All hell broke loose after that. Dozens of computer kits came and went, most using the 8080 or later the Z80. Some used the Motorola 6800. The MOS Technology 6502 was also popular (Commodore, KIM and Apple). Program storage was on an audio cassette using the so-called Tarbell Kansas City standard. It was primitive but very effective for such low cost.
It was during the 1975-1977 time period all sorts of new computers came along the most notable being the Apple I followed by the Apple II, the Radio Shack TRS-80, and the Commodore PET. The OS and language was BASIC. Packaged applications software became available. I think the Apple II became such a hit mainly because of a fabulous program called VisiCalc. Remember that? The first spreadsheet.
Hard disks were not popular because of the cost. You could get 8” floppy for some machines. The 5” mini drives came along later and became popular because of their lower cost. Gary Kildall wrote his famous CP/M operating system for the 8080. Adam Osborne made the first portable PC with an 8080 and CP/M.
A whole slew of small cheap game computers emerged next. Remember the Atari 400/800, the Commodore 32, the Sinclair ZX-81 or the Texas Instruments 99/4?
Magazines, computer shows and clubs drove the whole movement. Some of the magazines were Byte, Kilobaud, Creative Computing, Dr. Dobbs Journal, and Interface Age. I wrote for Interface Age for a while. The very first computer show was put together by John Dilks in 1976 in Atlantic City, NJ. MITS put on an Altair conference in Albuquerque in 1976 as well. Jim Warren created the first West Coast Computer Faire in 1977. I went to all three shows. Local clubs sprang up everywhere. And computer stores became a new retail outlet.
I lost track of all the S-100 bus PCs that were made. All are history today. Intel finally announced the 8088 and 8086 16-bit processors in the late 1970s. The IBM PC came along in August of 1981. I got one in December. The IBM PC changed everything. Suddenly it was no longer a hobby business. And the rest, as they say, is history.

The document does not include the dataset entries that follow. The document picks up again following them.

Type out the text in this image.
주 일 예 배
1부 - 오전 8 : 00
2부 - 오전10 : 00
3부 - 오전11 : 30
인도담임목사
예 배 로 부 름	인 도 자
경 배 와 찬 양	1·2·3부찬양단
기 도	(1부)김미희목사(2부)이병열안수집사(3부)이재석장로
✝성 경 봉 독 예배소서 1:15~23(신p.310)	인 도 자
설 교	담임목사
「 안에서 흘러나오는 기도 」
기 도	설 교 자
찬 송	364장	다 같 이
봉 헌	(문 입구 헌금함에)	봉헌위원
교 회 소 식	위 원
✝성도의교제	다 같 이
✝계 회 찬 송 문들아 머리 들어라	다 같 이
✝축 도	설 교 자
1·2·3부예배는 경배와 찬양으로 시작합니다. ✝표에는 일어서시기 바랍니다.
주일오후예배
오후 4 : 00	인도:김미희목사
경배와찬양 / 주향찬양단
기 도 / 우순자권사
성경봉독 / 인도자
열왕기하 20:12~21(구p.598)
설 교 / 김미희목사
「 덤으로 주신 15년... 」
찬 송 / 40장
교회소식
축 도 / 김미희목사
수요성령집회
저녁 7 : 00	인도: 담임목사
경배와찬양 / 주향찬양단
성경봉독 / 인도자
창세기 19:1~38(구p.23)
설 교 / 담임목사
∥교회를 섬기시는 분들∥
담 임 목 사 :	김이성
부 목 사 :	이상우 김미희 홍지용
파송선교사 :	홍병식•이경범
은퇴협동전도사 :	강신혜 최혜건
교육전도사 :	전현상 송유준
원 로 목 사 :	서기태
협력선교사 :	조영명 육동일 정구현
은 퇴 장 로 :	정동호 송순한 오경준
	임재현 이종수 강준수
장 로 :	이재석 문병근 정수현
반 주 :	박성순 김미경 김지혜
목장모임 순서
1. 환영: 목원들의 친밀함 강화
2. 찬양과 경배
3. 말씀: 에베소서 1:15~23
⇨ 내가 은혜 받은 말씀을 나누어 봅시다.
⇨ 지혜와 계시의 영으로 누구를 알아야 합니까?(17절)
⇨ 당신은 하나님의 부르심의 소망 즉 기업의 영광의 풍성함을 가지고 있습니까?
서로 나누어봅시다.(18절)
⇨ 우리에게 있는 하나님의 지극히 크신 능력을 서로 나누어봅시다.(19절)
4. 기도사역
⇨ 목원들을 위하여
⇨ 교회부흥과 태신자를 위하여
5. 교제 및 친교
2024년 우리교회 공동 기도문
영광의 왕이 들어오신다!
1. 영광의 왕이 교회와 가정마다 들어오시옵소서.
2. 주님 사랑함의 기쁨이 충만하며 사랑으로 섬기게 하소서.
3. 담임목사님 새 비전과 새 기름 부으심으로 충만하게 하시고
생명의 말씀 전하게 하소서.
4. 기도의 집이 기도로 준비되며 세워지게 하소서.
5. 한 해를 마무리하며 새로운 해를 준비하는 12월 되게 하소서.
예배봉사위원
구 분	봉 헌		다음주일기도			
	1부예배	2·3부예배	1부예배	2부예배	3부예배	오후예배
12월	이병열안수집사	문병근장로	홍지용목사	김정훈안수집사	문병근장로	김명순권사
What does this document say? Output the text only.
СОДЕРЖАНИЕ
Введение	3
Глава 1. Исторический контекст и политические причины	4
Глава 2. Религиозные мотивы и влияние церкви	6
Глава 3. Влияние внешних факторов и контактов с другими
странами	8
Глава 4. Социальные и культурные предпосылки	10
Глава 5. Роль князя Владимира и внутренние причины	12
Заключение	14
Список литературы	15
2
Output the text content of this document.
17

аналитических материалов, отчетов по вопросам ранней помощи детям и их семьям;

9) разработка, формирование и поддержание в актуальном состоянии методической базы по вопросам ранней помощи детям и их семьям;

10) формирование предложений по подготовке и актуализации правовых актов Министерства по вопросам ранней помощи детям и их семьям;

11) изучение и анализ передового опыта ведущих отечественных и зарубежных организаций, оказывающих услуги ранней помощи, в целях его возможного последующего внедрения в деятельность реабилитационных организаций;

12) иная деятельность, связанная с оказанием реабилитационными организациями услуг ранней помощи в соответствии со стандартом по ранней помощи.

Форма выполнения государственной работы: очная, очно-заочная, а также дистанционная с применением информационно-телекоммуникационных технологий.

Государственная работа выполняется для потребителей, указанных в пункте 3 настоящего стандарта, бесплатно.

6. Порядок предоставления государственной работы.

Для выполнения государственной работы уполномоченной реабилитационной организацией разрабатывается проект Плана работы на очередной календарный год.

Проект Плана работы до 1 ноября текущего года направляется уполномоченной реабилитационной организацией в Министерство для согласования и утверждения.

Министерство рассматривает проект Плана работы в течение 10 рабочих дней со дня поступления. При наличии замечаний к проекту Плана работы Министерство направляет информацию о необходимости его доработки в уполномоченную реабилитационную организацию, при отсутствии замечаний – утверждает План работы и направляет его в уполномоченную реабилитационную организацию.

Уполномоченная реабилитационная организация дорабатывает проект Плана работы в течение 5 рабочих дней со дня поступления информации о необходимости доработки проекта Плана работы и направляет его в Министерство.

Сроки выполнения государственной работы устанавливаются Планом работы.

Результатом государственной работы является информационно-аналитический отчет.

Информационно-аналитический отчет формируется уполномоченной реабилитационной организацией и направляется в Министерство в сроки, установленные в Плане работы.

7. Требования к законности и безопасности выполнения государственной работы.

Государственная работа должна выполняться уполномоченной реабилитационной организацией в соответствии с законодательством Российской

One final point. The computer business really developed on the east coast thanks to IBM, DEC, Burroughs, Univac, Data General, and other big mainframe and minicomputer computer manufacturers. Most semiconductor development went on in Silicon Valley, obviously, but much of the computer business itself was elsewhere, less one forgets. I guess that’s history for you. Everyone involved has their own view of it. The truth lies in many places in many forms.